On track to exceed NPA recoveries target of Rs 3,000 crore: Uco Bank MD

In this quarter, we have achieved recoveries to the tune of Rs 1,064 crore, contributing to over Rs 2,700 crore in recoveries across the past three quarters, said UCO Bank MD and CEO Ashwani Kumar

Ashwani Kumar, CEO UCO Bank, BFSI
Ashwani Kumar, MD & CEO, UCO Bank at the Business Standard BFS! Insight Summit 2024 in Mumbai. (Photo: Kamlesh Pednekar)
Harsh Kumar
5 min read Last Updated : Jan 23 2025 | 1:02 AM IST
The Uco Bank is following a balanced approach to achieve steady growth in its lending portfolio on the retail, agriculture, MSME (RAM) and the corporate side. In a telephonic interview, Uco Bank Managing Director and Chief Executive Officer Ashwani Kumar told Harsh Kumar that the state-owned lender has achieved recoveries worth Rs 1,064 crore in the December quarter. Edited excerpts:
 
What is the recovery outlook for Uco Bank in FY25?
 
In this quarter, we have achieved recoveries to the tune of Rs 1,064 crore, contributing to over Rs 2,700 crore in recoveries across the past three quarters. Our target for the (current) financial year is Rs 3,000 crore, and are on track to exceed this guidance. Initially, we expected around Rs 800 crore in recoveries for this quarter. We surpassed that figure, with some recoveries occurring earlier than anticipated. We are optimistic about achieving total recoveries of approximately Rs 3,200 to 3,400 crore by the end of the year. We are actively working on various accounts and believe we can recover an additional Rs 500 to Rs 700 crore in the upcoming quarter. The majority of this quarter's recoveries have come from the infrastructure sector, particularly from older non-performing assets (NPAs), many of which were already fully provided for and technically written off.
 
Vehicle loans in the retail segment have gone up. What’s your strategy?
 
In 2024-25 (so far), our vehicles loan segment has grown at 51.93 per cent on a year-on-year (Y-o-Y) basis. We have revamped our vehicle loan scheme to offer competitive interest rates and enhanced product features tailored to the market. To extend our reach, we've partnered with dealers across the country. Our marketing teams and zonal offices have played a crucial role in this initiative. A key factor in our success has been our commitment to timely delivery. We ensure that loan approvals meet dealer requirements within stipulated timelines, enabling a seamless experience.
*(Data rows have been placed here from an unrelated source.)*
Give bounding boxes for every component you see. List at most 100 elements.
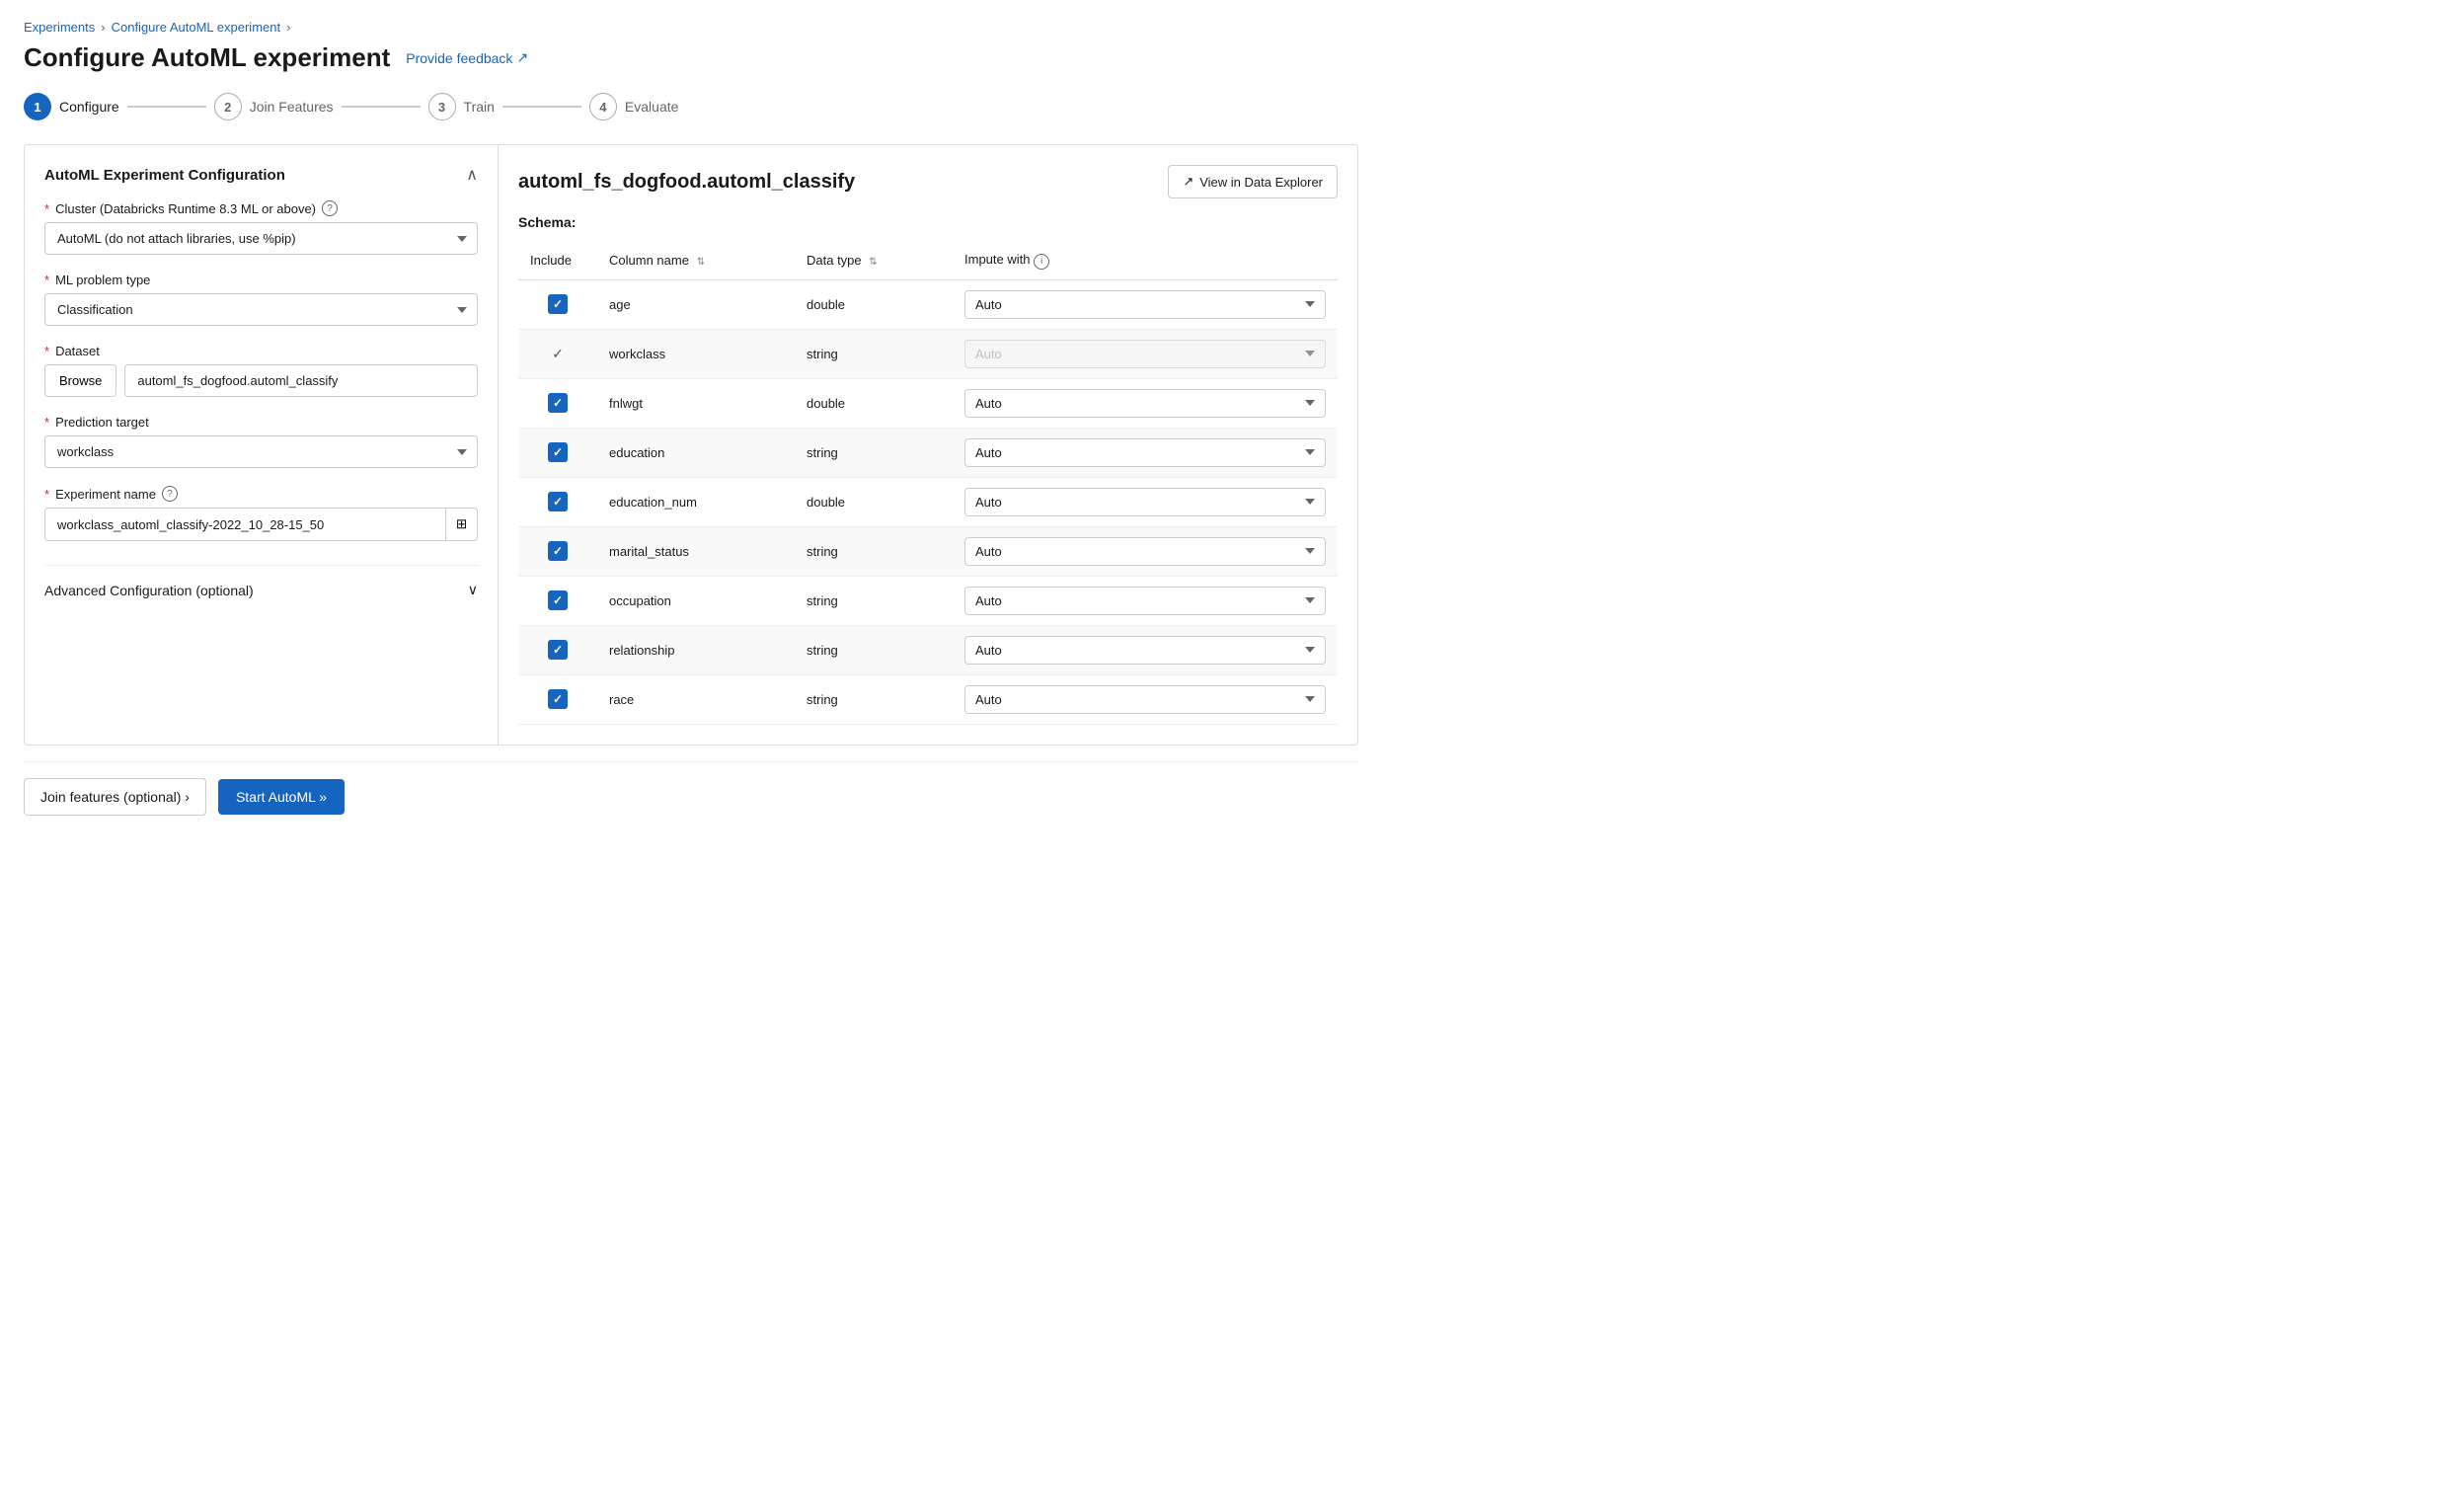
- dataset-input[interactable]: [124, 364, 478, 397]
- impute-select[interactable]: Auto: [964, 290, 1326, 319]
- column-name-cell: education: [597, 428, 795, 477]
- ml-problem-group: * ML problem type Classification: [44, 273, 478, 326]
- page-container: Experiments › Configure AutoML experimen…: [0, 0, 1382, 835]
- ml-problem-label: * ML problem type: [44, 273, 478, 287]
- column-name-cell: workclass: [597, 329, 795, 378]
- data-type-cell: double: [795, 279, 953, 329]
- include-cell[interactable]: [518, 329, 597, 378]
- cluster-group: * Cluster (Databricks Runtime 8.3 ML or …: [44, 200, 478, 255]
- collapse-icon[interactable]: ∧: [466, 165, 478, 185]
- impute-cell[interactable]: Auto: [953, 526, 1338, 576]
- browse-button[interactable]: Browse: [44, 364, 116, 397]
- column-name-cell: age: [597, 279, 795, 329]
- expand-icon: ∨: [468, 582, 478, 598]
- include-cell[interactable]: [518, 279, 597, 329]
- impute-cell[interactable]: Auto: [953, 477, 1338, 526]
- data-type-cell: double: [795, 378, 953, 428]
- checkbox-checked[interactable]: [548, 590, 568, 610]
- step-3: 3 Train: [428, 93, 495, 120]
- schema-table: Include Column name ⇅ Data type ⇅ Impute…: [518, 242, 1338, 725]
- checkbox-checked[interactable]: [548, 393, 568, 413]
- main-layout: AutoML Experiment Configuration ∧ * Clus…: [24, 144, 1358, 746]
- left-panel: AutoML Experiment Configuration ∧ * Clus…: [25, 145, 499, 745]
- checkbox-checked[interactable]: [548, 689, 568, 709]
- column-name-cell: education_num: [597, 477, 795, 526]
- impute-cell[interactable]: Auto: [953, 428, 1338, 477]
- impute-select[interactable]: Auto: [964, 636, 1326, 665]
- checkbox-checked[interactable]: [548, 640, 568, 660]
- advanced-header[interactable]: Advanced Configuration (optional) ∨: [44, 565, 478, 598]
- impute-cell[interactable]: Auto: [953, 576, 1338, 625]
- include-cell[interactable]: [518, 625, 597, 674]
- impute-select: Auto: [964, 340, 1326, 368]
- cluster-select[interactable]: AutoML (do not attach libraries, use %pi…: [44, 222, 478, 255]
- step-3-label[interactable]: Train: [464, 99, 495, 115]
- cluster-label: * Cluster (Databricks Runtime 8.3 ML or …: [44, 200, 478, 216]
- impute-select[interactable]: Auto: [964, 685, 1326, 714]
- checkbox-checked[interactable]: [548, 442, 568, 462]
- advanced-title: Advanced Configuration (optional): [44, 583, 254, 598]
- join-features-button[interactable]: Join features (optional) ›: [24, 778, 206, 816]
- impute-info-icon[interactable]: i: [1034, 254, 1049, 270]
- impute-select[interactable]: Auto: [964, 488, 1326, 516]
- impute-select[interactable]: Auto: [964, 587, 1326, 615]
- start-automl-button[interactable]: Start AutoML »: [218, 779, 345, 815]
- table-row: fnlwgtdoubleAuto: [518, 378, 1338, 428]
- impute-select[interactable]: Auto: [964, 389, 1326, 418]
- view-explorer-button[interactable]: ↗ View in Data Explorer: [1168, 165, 1338, 198]
- step-1: 1 Configure: [24, 93, 119, 120]
- data-type-cell: string: [795, 674, 953, 724]
- column-name-cell: race: [597, 674, 795, 724]
- include-cell[interactable]: [518, 477, 597, 526]
- column-name-cell: marital_status: [597, 526, 795, 576]
- experiment-name-picker-button[interactable]: ⊞: [446, 508, 478, 541]
- breadcrumb-experiments[interactable]: Experiments: [24, 20, 95, 35]
- step-4: 4 Evaluate: [589, 93, 678, 120]
- page-title: Configure AutoML experiment: [24, 42, 390, 73]
- checkbox-checked[interactable]: [548, 492, 568, 511]
- step-2-label[interactable]: Join Features: [250, 99, 334, 115]
- dataset-row: Browse: [44, 364, 478, 397]
- impute-cell[interactable]: Auto: [953, 674, 1338, 724]
- col-header-include: Include: [518, 242, 597, 279]
- table-row: racestring Auto: [518, 674, 1338, 724]
- checkbox-checked[interactable]: [548, 294, 568, 314]
- col-header-data-type[interactable]: Data type ⇅: [795, 242, 953, 279]
- col-header-column-name[interactable]: Column name ⇅: [597, 242, 795, 279]
- table-icon: ⊞: [456, 516, 467, 532]
- checkbox-checked[interactable]: [548, 541, 568, 561]
- dataset-label: * Dataset: [44, 344, 478, 358]
- prediction-target-select[interactable]: workclass: [44, 435, 478, 468]
- experiment-name-label: * Experiment name ?: [44, 486, 478, 502]
- experiment-help-icon[interactable]: ?: [162, 486, 178, 502]
- step-3-circle: 3: [428, 93, 456, 120]
- impute-cell[interactable]: Auto: [953, 625, 1338, 674]
- include-cell[interactable]: [518, 576, 597, 625]
- external-link-icon: ↗: [516, 49, 528, 66]
- step-1-circle: 1: [24, 93, 51, 120]
- impute-select[interactable]: Auto: [964, 438, 1326, 467]
- include-cell[interactable]: [518, 674, 597, 724]
- data-type-cell: double: [795, 477, 953, 526]
- experiment-name-input[interactable]: [44, 508, 446, 541]
- cluster-help-icon[interactable]: ?: [322, 200, 338, 216]
- include-cell[interactable]: [518, 526, 597, 576]
- experiment-name-row: ⊞: [44, 508, 478, 541]
- impute-select[interactable]: Auto: [964, 537, 1326, 566]
- table-row: education_numdouble Auto: [518, 477, 1338, 526]
- step-2: 2 Join Features: [214, 93, 334, 120]
- impute-cell[interactable]: Auto: [953, 378, 1338, 428]
- table-row: agedouble Auto: [518, 279, 1338, 329]
- include-cell[interactable]: [518, 378, 597, 428]
- breadcrumb-configure[interactable]: Configure AutoML experiment: [112, 20, 281, 35]
- step-1-label[interactable]: Configure: [59, 99, 119, 115]
- include-cell[interactable]: [518, 428, 597, 477]
- col-header-impute: Impute with i: [953, 242, 1338, 279]
- ml-problem-select[interactable]: Classification: [44, 293, 478, 326]
- feedback-link[interactable]: Provide feedback ↗: [406, 49, 528, 66]
- prediction-target-group: * Prediction target workclass: [44, 415, 478, 468]
- table-name: automl_fs_dogfood.automl_classify: [518, 171, 855, 194]
- impute-cell[interactable]: Auto: [953, 279, 1338, 329]
- step-4-label[interactable]: Evaluate: [625, 99, 678, 115]
- data-type-cell: string: [795, 428, 953, 477]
As a result, we’ve seen an increase in leads at our branches for vehicle loan sanctions under the revamped scheme.
 
What will be your approach towards retail, agriculture and MSME (RAM) and the corporate side?
 
For the upcoming year, our focus will remain balanced between retail and corporate segments. At the start of the year, we established a target ratio of 61:39 or 62:38 for RAM and corporate loans, and we plan to maintain this mix moving forward. We aim to grow across all areas of RAM, including housing, vehicle loans, agriculture, and MSMEs, while expanding our corporate offerings. Over the past five to six quarters, we have experienced consistent growth across segments. This balanced approach has allowed us to achieve steady growth.
 
Your cost of funds has declined. What does it signify?
 
The cost of funds has declined, which is a positive indicator of our financial health. It encompasses the resources we raise, including deposits and market funding. Despite persistently high interest rates and elevated deposit rates, we've managed to reduce cost of funds from 4.79 to 4.75 per cent.
 
This decrease, combined with an improvement in our yield on advances by over 10 basis points, has resulted in an increase in our net interest margin (NIM) from 3.10 to 3.17 per cent this quarter. Over the past year, our NIM has improved from 2.8 per cent to 2.9 per cent. While we have seen a decline in our yield on domestic investments from 6.89 per cent to 6.7 per cent, we have capitalised on investment opportunities through strategic churning. This included selling securities at higher rates and purchasing new ones at lower rates, which allowed us to book profits. Our treasury profits have increased, reaching Rs 145 crore this quarter, compared to a loss of Rs 24 crore in the same period last year.
 
How are you working on the digital front?
 
Under Project Parivartan, we are redefining our physical processes by transitioning to digital journeys through our mobile and internet banking platforms. Our primary goal is to digitise at least 25 customer journeys related to both assets and liabilities. So far, we have successfully digitised nine journeys. Notably, in response to the Finance Minister's recent budget announcement, we have launched a cash flow-based lending solution for MSMEs, offering loans up to Rs 25 lakh. Additionally, we introduced the GST Smart Finance scheme, allowing customers who pay GST to access self-service loans based on their GST returns and other relevant data—all with just a few clicks from the comfort of their homes. Customers with salary accounts can access pre-qualified personal loans digitally in just a few clicks as well. Currently, we are working on digitising our housing and vehicle loan journeys, among others. Our goal is to continually expand our offerings, launching new digital journeys every month to enhance our customer experience.